Taxi drivers work about 70 hours a week. But does he earn money to dominate his wife? No. It is their purpose to provide a better life for their children.
Garbage cleaners get up and work at 3-4 am. Do they really have the power to live their lives comfortably? The fact that men have more money does not mean they have more power than women.
“Human society has trained men for thousands of years to be consumed as disposable items. They were trained to live as warriors, firefighters, oil workers, and miners. If they do not play the role of ‘provider’ or ‘guardian’, they are stigmatized.”
In 2013, 4,584 deaths occurred in the workplace, 93% of whom were male. Many women ‘s organizations criticize that men consider “male work” more important than “female work”. But what they overlook is that men value women’s life more than men’s life.
When the commercial airliner crashed a long time ago, there were 155 people in it, and life vests and lifeboats were given priority to women and children.
In the priority of life value, women were always on the male. On the other hand, men are deeply rooted in society’s perception that they can be consumed whenever and wherever.
Boys are trained to bear and overcome emotions such as fear, helplessness, loneliness, and depression when they are nurtured. In some ways, since childhood, boys are prepared to internalize their disposability.
We need to acknowledge the vulnerability of men socially. Especially women can be the perpetrators of domestic violence. But most of these things are ignored.
According to a report submitted by the CDC, one-third of women in the United States and one-quarter of men experience lifelong physical violence by close partners. In other words, 43% of victims of domestic violence are men.
However, most of the 2000 domestic violence shelters in the United States do not accept these male victims.
In Nigeria, 300 children were taken by a group of terrorists.
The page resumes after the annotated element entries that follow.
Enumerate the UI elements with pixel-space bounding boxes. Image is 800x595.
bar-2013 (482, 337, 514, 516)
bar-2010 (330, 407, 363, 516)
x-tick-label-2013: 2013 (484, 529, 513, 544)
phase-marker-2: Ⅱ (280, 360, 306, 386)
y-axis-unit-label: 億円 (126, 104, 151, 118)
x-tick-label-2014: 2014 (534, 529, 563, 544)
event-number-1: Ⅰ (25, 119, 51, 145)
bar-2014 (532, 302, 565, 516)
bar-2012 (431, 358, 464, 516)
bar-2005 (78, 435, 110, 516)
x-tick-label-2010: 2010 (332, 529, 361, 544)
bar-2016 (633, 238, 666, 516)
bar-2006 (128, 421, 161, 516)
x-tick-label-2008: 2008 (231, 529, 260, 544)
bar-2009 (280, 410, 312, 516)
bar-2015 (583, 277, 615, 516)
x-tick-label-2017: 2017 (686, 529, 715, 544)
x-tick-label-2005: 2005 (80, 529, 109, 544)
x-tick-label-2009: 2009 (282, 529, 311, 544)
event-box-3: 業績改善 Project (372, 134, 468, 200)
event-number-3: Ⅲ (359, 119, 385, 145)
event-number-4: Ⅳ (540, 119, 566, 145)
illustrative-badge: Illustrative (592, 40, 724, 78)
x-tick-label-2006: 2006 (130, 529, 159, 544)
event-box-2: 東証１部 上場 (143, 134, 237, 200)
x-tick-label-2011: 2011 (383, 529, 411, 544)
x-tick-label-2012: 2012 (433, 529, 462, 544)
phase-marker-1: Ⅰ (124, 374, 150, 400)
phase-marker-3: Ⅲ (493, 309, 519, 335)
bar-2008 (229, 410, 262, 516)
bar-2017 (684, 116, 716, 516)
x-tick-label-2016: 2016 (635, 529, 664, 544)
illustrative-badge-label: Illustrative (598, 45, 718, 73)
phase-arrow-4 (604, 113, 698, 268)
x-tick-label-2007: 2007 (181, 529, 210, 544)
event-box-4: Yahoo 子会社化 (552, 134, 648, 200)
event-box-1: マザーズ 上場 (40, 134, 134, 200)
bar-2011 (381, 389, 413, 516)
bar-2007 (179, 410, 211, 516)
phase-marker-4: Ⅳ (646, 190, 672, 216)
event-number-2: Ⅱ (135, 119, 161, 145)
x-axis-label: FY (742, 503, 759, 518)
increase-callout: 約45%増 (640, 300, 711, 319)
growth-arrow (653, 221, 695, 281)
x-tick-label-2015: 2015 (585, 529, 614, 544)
At that time, the media focused only on the kidnapped girls, and the #Bringbackourgirls campaign became more like a trend.
Numerous entertainers joined the #Bringbackourgirls campaign and prayed that the kidnapped girls could return safely.
Eventually, the terrorists unleashed the girls among the 300 kidnapped and killed over 100 boys.
But most of the media reported that those killed were not boys, but ‘person’ or ‘natives’. And later they reported that they were dead. And the fact that they were dead was reported late.
“I think men need the same compassion. But when we opened a conference in the university to create a forum for gender equality, we had to face extreme revenge.”
“They opened a loud protest against our organization. And they turned on the smoke alarm during the conference. We eventually had to stop the conference.”
It is dangerous to distinguish between simply a man as a perpetrator and a woman as a victim. Both can be equally vulnerable.
“I have been interviewing a number of male rights activists and feminists throughout the year for this film and I have come to realize that there are many opinions about gender. However, as I listened to various opinions, I feel that something is falling deep into the rabbit cave.”
“In the past, I have always believed that my feminist ideals are always right. But now I am in a dilemma about what is right. Women’s human rights remarks are ready to be accepted at any time in society, but I think there is something wrong with silencing and deprecating the dialogue and voices of male human rights.”
I do not know what path I will take in the future, but I know what to leave. I no longer call myself a feminist.
Of course, I also support women’s efforts to find their own human rights. And I know there are some difficult parts to accept the MRA’s claim. But I think indiscriminate feminism is a problem to think about once more.